IN THE HIGH COURT OF SWAZILAND




HELD AT MBABANE REVIEW NO. 57/08



In the matter between

REX

VS

VELEBANTFU ISIAH MADUNA



JUDGEMENT

22nd AUGUST, 2008



MAMBA J


[1] The 1st Accused, a 42 year old lady appeared before the Pigg's Peak Magistrate's Court together with 5 other persons on a charge of contravening section 2 (1) (b) as read with section 8 (1) of the Opium and Habit Forming Drugs Act 37 of 1922. It was alleged that they had, acting jointly in furtherance of a shared purpose unlawfully planted fifteen plants of dagga.a habit forming drug, at Nyonyane area in the Hhohho region.
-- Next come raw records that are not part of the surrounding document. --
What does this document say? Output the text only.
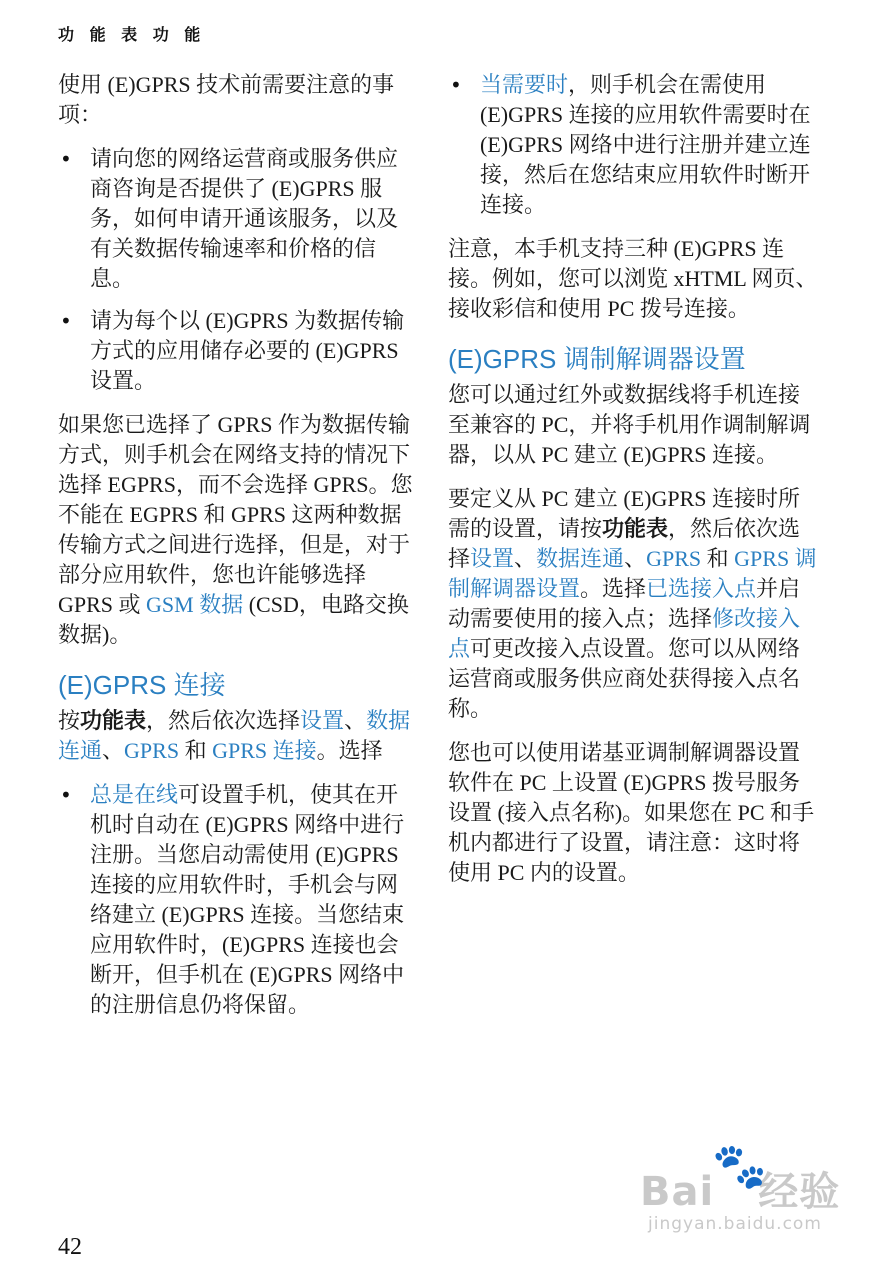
功 能 表 功 能

使用 (E)GPRS 技术前需要注意的事项：

• 请向您的网络运营商或服务供应商咨询是否提供了 (E)GPRS 服务，如何申请开通该服务，以及有关数据传输速率和价格的信息。
• 请为每个以 (E)GPRS 为数据传输方式的应用储存必要的 (E)GPRS 设置。

如果您已选择了 GPRS 作为数据传输方式，则手机会在网络支持的情况下选择 EGPRS，而不会选择 GPRS。您不能在 EGPRS 和 GPRS 这两种数据传输方式之间进行选择，但是，对于部分应用软件，您也许能够选择 GPRS 或 GSM 数据 (CSD，电路交换数据)。

(E)GPRS 连接

按功能表，然后依次选择设置、数据连通、GPRS 和 GPRS 连接。选择

• 总是在线可设置手机，使其在开机时自动在 (E)GPRS 网络中进行注册。当您启动需使用 (E)GPRS 连接的应用软件时，手机会与网络建立 (E)GPRS 连接。当您结束应用软件时，(E)GPRS 连接也会断开，但手机在 (E)GPRS 网络中的注册信息仍将保留。
• 当需要时，则手机会在需使用 (E)GPRS 连接的应用软件需要时在 (E)GPRS 网络中进行注册并建立连接，然后在您结束应用软件时断开连接。

注意，本手机支持三种 (E)GPRS 连接。例如，您可以浏览 xHTML 网页、接收彩信和使用 PC 拨号连接。

(E)GPRS 调制解调器设置

您可以通过红外或数据线将手机连接至兼容的 PC，并将手机用作调制解调器，以从 PC 建立 (E)GPRS 连接。

要定义从 PC 建立 (E)GPRS 连接时所需的设置，请按功能表，然后依次选择设置、数据连通、GPRS 和 GPRS 调制解调器设置。选择已选接入点并启动需要使用的接入点；选择修改接入点可更改接入点设置。您可以从网络运营商或服务供应商处获得接入点名称。

您也可以使用诺基亚调制解调器设置软件在 PC 上设置 (E)GPRS 拨号服务设置 (接入点名称)。如果您在 PC 和手机内都进行了设置，请注意：这时将使用 PC 内的设置。

42
Bai 经验
🐾
jingyan.baidu.com
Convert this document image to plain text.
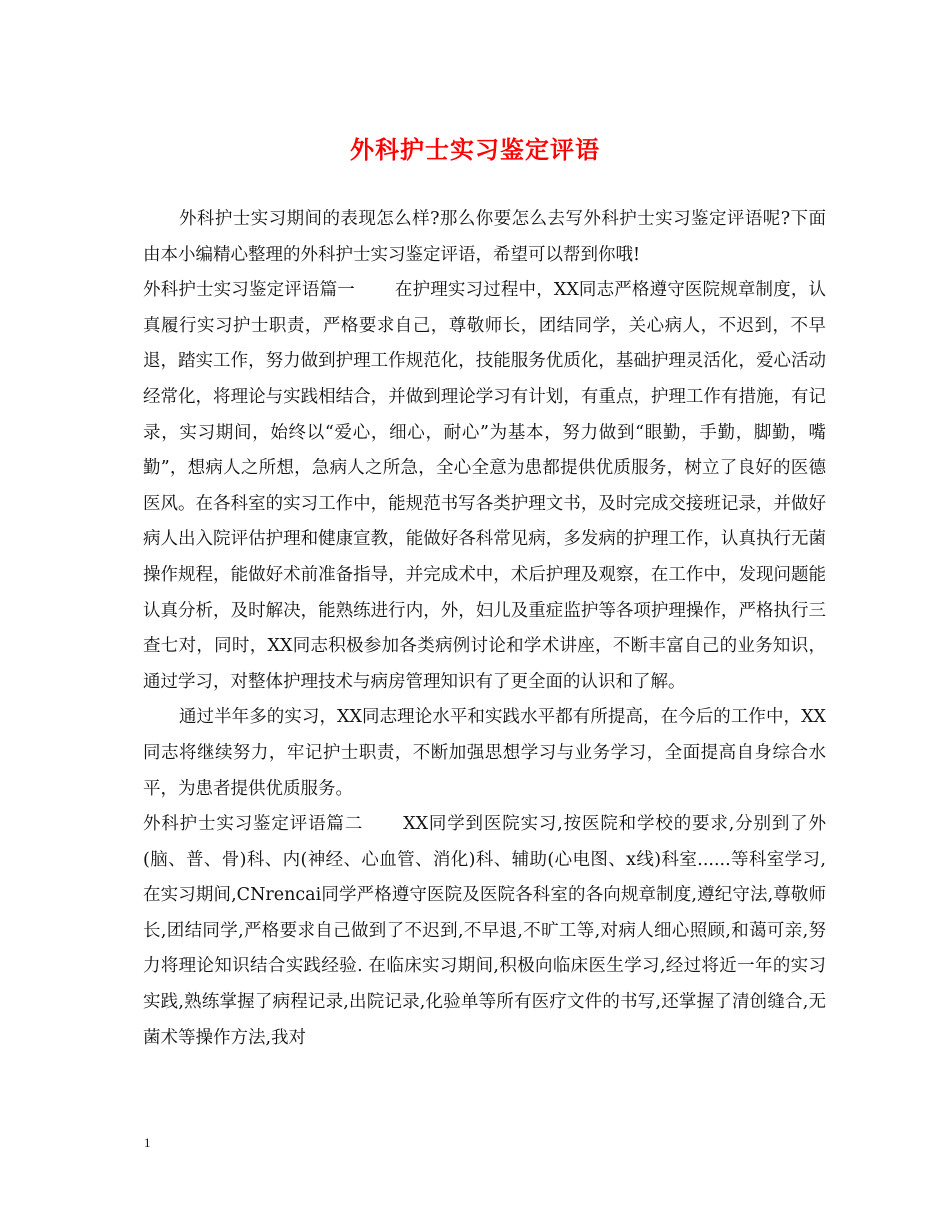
外科护士实习鉴定评语

外科护士实习期间的表现怎么样?那么你要怎么去写外科护士实习鉴定评语呢?下面由本小编精心整理的外科护士实习鉴定评语，希望可以帮到你哦!

外科护士实习鉴定评语篇一 在护理实习过程中，XX同志严格遵守医院规章制度，认真履行实习护士职责，严格要求自己，尊敬师长，团结同学，关心病人，不迟到，不早退，踏实工作，努力做到护理工作规范化，技能服务优质化，基础护理灵活化，爱心活动经常化，将理论与实践相结合，并做到理论学习有计划，有重点，护理工作有措施，有记录，实习期间，始终以“爱心，细心，耐心”为基本，努力做到“眼勤，手勤，脚勤，嘴勤”，想病人之所想，急病人之所急，全心全意为患都提供优质服务，树立了良好的医德医风。在各科室的实习工作中，能规范书写各类护理文书，及时完成交接班记录，并做好病人出入院评估护理和健康宣教，能做好各科常见病，多发病的护理工作，认真执行无菌操作规程，能做好术前准备指导，并完成术中，术后护理及观察，在工作中，发现问题能认真分析，及时解决，能熟练进行内，外，妇儿及重症监护等各项护理操作，严格执行三查七对，同时，XX同志积极参加各类病例讨论和学术讲座，不断丰富自己的业务知识，通过学习，对整体护理技术与病房管理知识有了更全面的认识和了解。

通过半年多的实习，XX同志理论水平和实践水平都有所提高，在今后的工作中，XX同志将继续努力，牢记护士职责，不断加强思想学习与业务学习，全面提高自身综合水平，为患者提供优质服务。

外科护士实习鉴定评语篇二 XX同学到医院实习,按医院和学校的要求,分别到了外(脑、普、骨)科、内(神经、心血管、消化)科、辅助(心电图、x线)科室......等科室学习,在实习期间,CNrencai同学严格遵守医院及医院各科室的各向规章制度,遵纪守法,尊敬师长,团结同学,严格要求自己做到了不迟到,不早退,不旷工等,对病人细心照顾,和蔼可亲,努力将理论知识结合实践经验. 在临床实习期间,积极向临床医生学习,经过将近一年的实习实践,熟练掌握了病程记录,出院记录,化验单等所有医疗文件的书写,还掌握了清创缝合,无菌术等操作方法,我对

1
They were all unrepresented.


[2] On being arraigned on 2nd March 2007, she pleaded guilty to the charge whilst all her co accused pleaded not guilty.


[3] The crown accepted her plea and did not offer any evidence in support of its case and she was accordingly found guilty and sentenced to pay a fine of E2400-00 or a term of imprisonment for 24 months. She paid the fine and was liberated. Her co-accused were acquitted and discharged. Because the Crown did not lead evidence, her case was dealt with under the provisions of the proviso to section 238 (1) (b) of the Criminal Procedure and Evidence Act 67 of 1938. This proviso states that:

"Provided that if the offence to which he has pleaded guilty is such that the court is of the opinion that such offence does not merit punishment of imprisonment without the option of a fine or of whipping or of a fine exceeding E2000-00, it may, if the Prosecutor does not tender evidence of the commission of such offence, convict the accused of such offence upon his plea of guilty, without other proof of the commission of such offence, and thereupon impose any competent sentence other than imprisonment or any other form of detention without the option of a fine or whipping or fine exceeding E2000-00, or it may deal with him otherwise in accordance with law."


[4] From the aforequoted provisions of the Act, it is plain to me that the fine imposed on the accused was incompetent inasmuch as it was in excess of the maximum amount of E2000.00 provided.



[5] In the result, the sentence imposed by the learned trial Magistrate can not stand and it is set aside. The conviction of the Accused is, however, confirmed.


[6] I do not think it would serve any useful purpose to remit the matter to the trial Magistrate to impose sentence afresh as this may cause further delays and unnecessary costs and inconvenience. This court is at large to consider sentence afresh because of the above misdirection by the court below. Taking into account all the circumstances of this case, I think the justice of the case will be met by sentencing the accused to pay a fine of E2000-00 or to undergo a term of imprisonment for 2 years. The sentence imposed by the trial court is therefore substituted by this sentence. The extra sum of E400-00 paid by the accused is to be refunded to her and the trial court is ordered to facilitate this.